Strike Handling Tips For Bosses
Stonewall Jackson on a long night march to a desperate battle at dawn muttered to his companion “delicious excitement!”; and General Robert A. Lee surveying the field of carnage observed reflectively “it is well war is so horrible — we would grow too fond of it”. The same could be said of strikes. The generals (company CEO’s, and strike leaders) can easily become intoxicated by the battle, and egos run amok.
This article offers some strike handling tips for bosses to balance my last “Labour Lore “column that gave tips to workers. Latest statistics suggest an increasing number of strikes. As I write, workers from Colgate Palmolive in Petone have gone on a 24 hour strike and manned a picket line to coincide with the arrival of a company bigwig.
Plan your counter action.
Among the first things a boss should do if faced with a strike is obviously plan your counter action – hopefully before disruption starts. How long is the strike likely to be? If it’s just for 24 hours, he might simply just ride it out.

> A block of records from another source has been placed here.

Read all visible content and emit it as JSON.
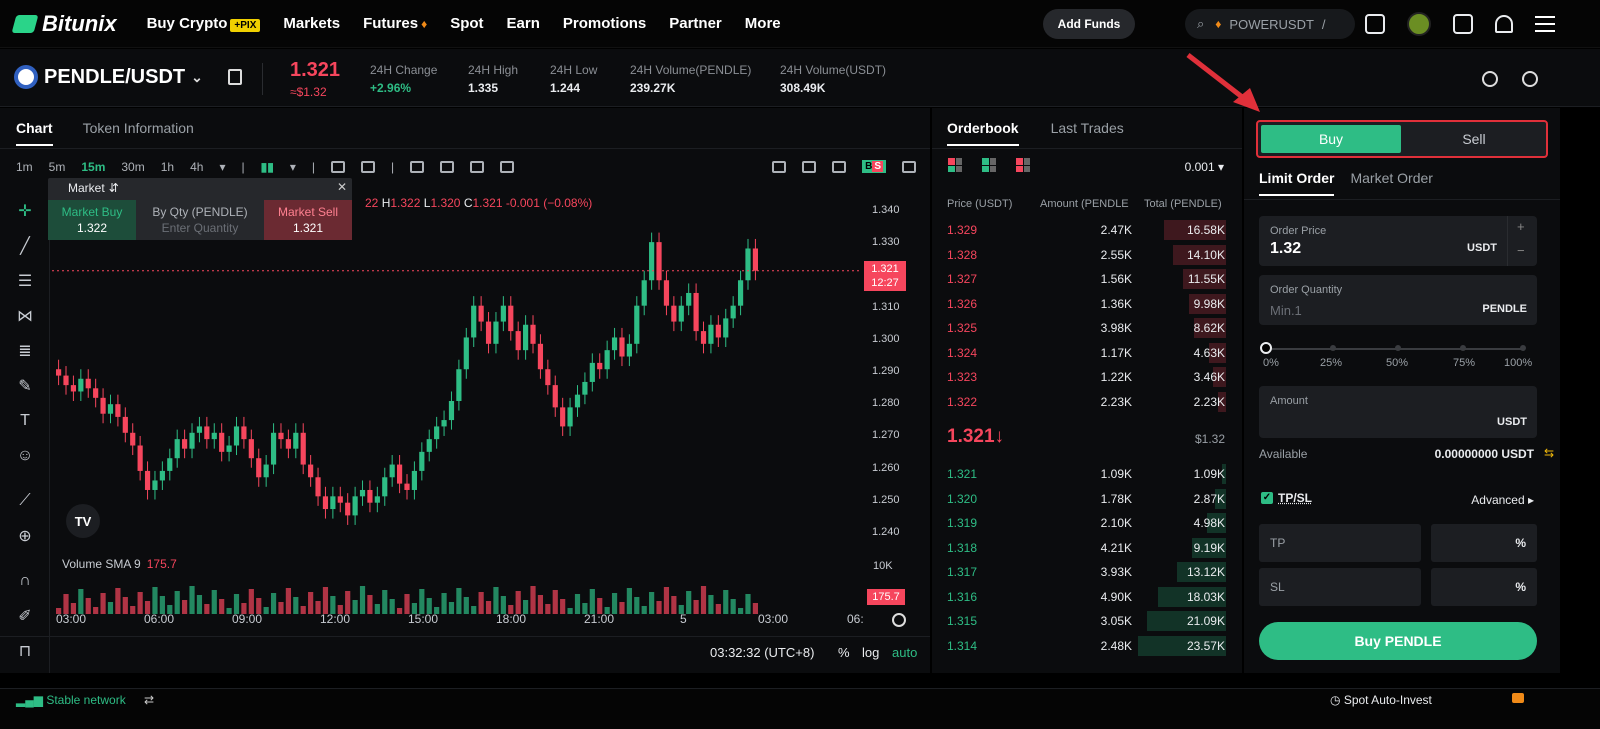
{
  "nav": {
    "brand": "Bitunix",
    "menu": [
      "Buy Crypto",
      "Markets",
      "Futures",
      "Spot",
      "Earn",
      "Promotions",
      "Partner",
      "More"
    ],
    "pix_badge": "+PIX",
    "add_funds": "Add Funds",
    "search_text": "POWERUSDT",
    "search_sep": "/"
  },
  "ticker": {
    "pair": "PENDLE/USDT",
    "price": "1.321",
    "price_usd": "≈$1.32",
    "stats": [
      {
        "label": "24H Change",
        "value": "+2.96%"
      },
      {
        "label": "24H High",
        "value": "1.335"
      },
      {
        "label": "24H Low",
        "value": "1.244"
      },
      {
        "label": "24H Volume(PENDLE)",
        "value": "239.27K"
      },
      {
        "label": "24H Volume(USDT)",
        "value": "308.49K"
      }
    ]
  },
  "chart": {
    "tabs": [
      "Chart",
      "Token Information"
    ],
    "timeframes": [
      "1m",
      "5m",
      "15m",
      "30m",
      "1h",
      "4h"
    ],
    "active_timeframe": "15m",
    "ohlc": {
      "h_label": "H",
      "h": "1.322",
      "l_label": "L",
      "l": "1.320",
      "c_label": "C",
      "c": "1.321",
      "change": "-0.001 (−0.08%)",
      "prefix": "22"
    },
    "market_box": {
      "title": "Market",
      "buy_label": "Market Buy",
      "buy_value": "1.322",
      "qty_label": "By Qty (PENDLE)",
      "qty_placeholder": "Enter Quantity",
      "sell_label": "Market Sell",
      "sell_value": "1.321"
    },
    "y_ticks": [
      "1.340",
      "1.330",
      "1.320",
      "1.310",
      "1.300",
      "1.290",
      "1.280",
      "1.270",
      "1.260",
      "1.250",
      "1.240"
    ],
    "price_tag": "1.321",
    "price_tag_time": "12:27",
    "volume_label": "Volume SMA 9",
    "volume_value": "175.7",
    "volume_axis": "10K",
    "x_ticks": [
      "03:00",
      "06:00",
      "09:00",
      "12:00",
      "15:00",
      "18:00",
      "21:00",
      "5",
      "03:00",
      "06:"
    ],
    "clock": "03:32:32 (UTC+8)",
    "bottom_opts": [
      "%",
      "log",
      "auto"
    ],
    "tv_logo": "TV"
  },
  "orderbook": {
    "tabs": [
      "Orderbook",
      "Last Trades"
    ],
    "tick_size": "0.001",
    "headers": [
      "Price (USDT)",
      "Amount (PENDLE",
      "Total (PENDLE)"
    ],
    "asks": [
      [
        "1.329",
        "2.47K",
        "16.58K"
      ],
      [
        "1.328",
        "2.55K",
        "14.10K"
      ],
      [
        "1.327",
        "1.56K",
        "11.55K"
      ],
      [
        "1.326",
        "1.36K",
        "9.98K"
      ],
      [
        "1.325",
        "3.98K",
        "8.62K"
      ],
      [
        "1.324",
        "1.17K",
        "4.63K"
      ],
      [
        "1.323",
        "1.22K",
        "3.46K"
      ],
      [
        "1.322",
        "2.23K",
        "2.23K"
      ]
    ],
    "mid_price": "1.321↓",
    "mid_usd": "$1.32",
    "bids": [
      [
        "1.321",
        "1.09K",
        "1.09K"
      ],
      [
        "1.320",
        "1.78K",
        "2.87K"
      ],
      [
        "1.319",
        "2.10K",
        "4.98K"
      ],
      [
        "1.318",
        "4.21K",
        "9.19K"
      ],
      [
        "1.317",
        "3.93K",
        "13.12K"
      ],
      [
        "1.316",
        "4.90K",
        "18.03K"
      ],
      [
        "1.315",
        "3.05K",
        "21.09K"
      ],
      [
        "1.314",
        "2.48K",
        "23.57K"
      ]
    ]
  },
  "form": {
    "buy": "Buy",
    "sell": "Sell",
    "order_tabs": [
      "Limit Order",
      "Market Order"
    ],
    "order_price_label": "Order Price",
    "order_price": "1.32",
    "order_price_unit": "USDT",
    "qty_label": "Order Quantity",
    "qty_placeholder": "Min.1",
    "qty_unit": "PENDLE",
    "slider_marks": [
      "0%",
      "25%",
      "50%",
      "75%",
      "100%"
    ],
    "slider_value": 0,
    "amount_label": "Amount",
    "amount_unit": "USDT",
    "available_label": "Available",
    "available_value": "0.00000000 USDT",
    "tpsl_label": "TP/SL",
    "advanced": "Advanced",
    "tp": "TP",
    "sl": "SL",
    "pct": "%",
    "buy_button": "Buy PENDLE"
  },
  "status": {
    "network": "Stable network",
    "auto_invest": "Spot Auto-Invest"
  },
  "colors": {
    "up": "#2ebd85",
    "down": "#f6465d",
    "highlight": "#e0303a"
  }
}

A 24/7 business facing disruption of unknown duration will need to work out ways of manning or shutting down the plant. Such issues as hurrying through work in progress; topping up raw materials; energy supplies and stocking up critical customers will likely come to the fore. Decisions on what work can be done by non-striking staff will need to be thought through and maybe use the time a workplace is stopped to catch up with overdue maintenance.
Salaried staff who can turn their hands to vital jobs can be a good contingency strategy- using a foreman with a current stationary engine drivers certificate to keep the boilers going perhaps, or team leaders with heavy truck licenses to deliver goods. For companies in strong trade associations it could be wise to try and secure understandings that competitors will not take advantage of the situation. A union might be singling out an employer to be the “fall guy” in a campaign to lift the overall industry wage. Captains of industry could well pinch a leaf out of the old unionists songbook “United we stand – divided we fall”
Identify ringleaders and ensure they can be got hold of.
Cultivate an intelligence network. Take opportunities to address staff directly instead of having the company’s position filtered through the workers negotiating team. Gutsy managers have been known to gatecrash union meetings and forcefully voice their views. Make sure workers home addresses and wives and partners first names are readily available and if appropriate make the opportunity to put management’s side of the story directly to them.
A boss when faced with a strike should get seasoned legal advice.
More often than not he will not play the legal cards as they are expensive and can inflame matters. However it’s sensible to know the legal options. Maybe he could lockout, or suspend striking workers or seek an interim injunction. Section 97 of the Employment Relations Act 2000 now has penalty provisions if a boss employs strikebreakers (“scabs”) to do the work of strikers. The Labour Department Mediation Service could be contacted and new amendments (section 50) provide powers in serious cases to intervene and fix employment terms.
Lockouts conjure images of workers shaking the factory gates trying to get in whilst the resolute boss stands steadfast inside refusing entry until his tough demands are met. There is truth in this image as an employer’s lockout is the flipside to a workers strike. Lockouts give bosses powerful rights – why not use them. One Employment Court Judge put it “to do harm to hostages in order to persuade others to cease harmful actions”. It is essential if locking out that workers clearly understand the employer’s conditions for a return to work – otherwise lost wages could be ordered to be paid.
A boss can suspend non-striking workers without pay when their normal work has run out because of a strike. Suspension notices must be given to each worker as there work runs out. Suspended workers who disagree with their fellow workmates strike action can be used to pressure a return to work as they are hurting being suspended from work without pay.
Public interest in a strike can call for careful media handling.
A boss needs a competent press spokesperson who responds to issues as they arise. A boss is unlikely to win over the public with pathetic employer utterances such as “sorry no comment” or “the matter is sub judice”. A good written backgrounder sent to journalists can do wonders to win balanced media friends.
Instructions to cross picket lines need careful thought.
Could there be other ways around the issue? I once represented a bakery surrounded by a picket. The strikers knew the bosses and non-striking workers had baked the bread. The bakery had an unused back entrance. A ruckus was engineered outside the main gate so the picketers rushed around to join in the fray. Meanwhile the creaky back gate was unlocked and out into the breaking dawn the trucks loaded with fresh bread – sped!
There may not be a settlement tomorrow or the next day, but eventually there will be. One of the greatest barriers to this happening is bosses or workers becoming hung up on principle. Cries of: “No talk whilst striking!”; “No settlement without backdating!” All I can proffer is get over this – for the sun will rise tomorrow.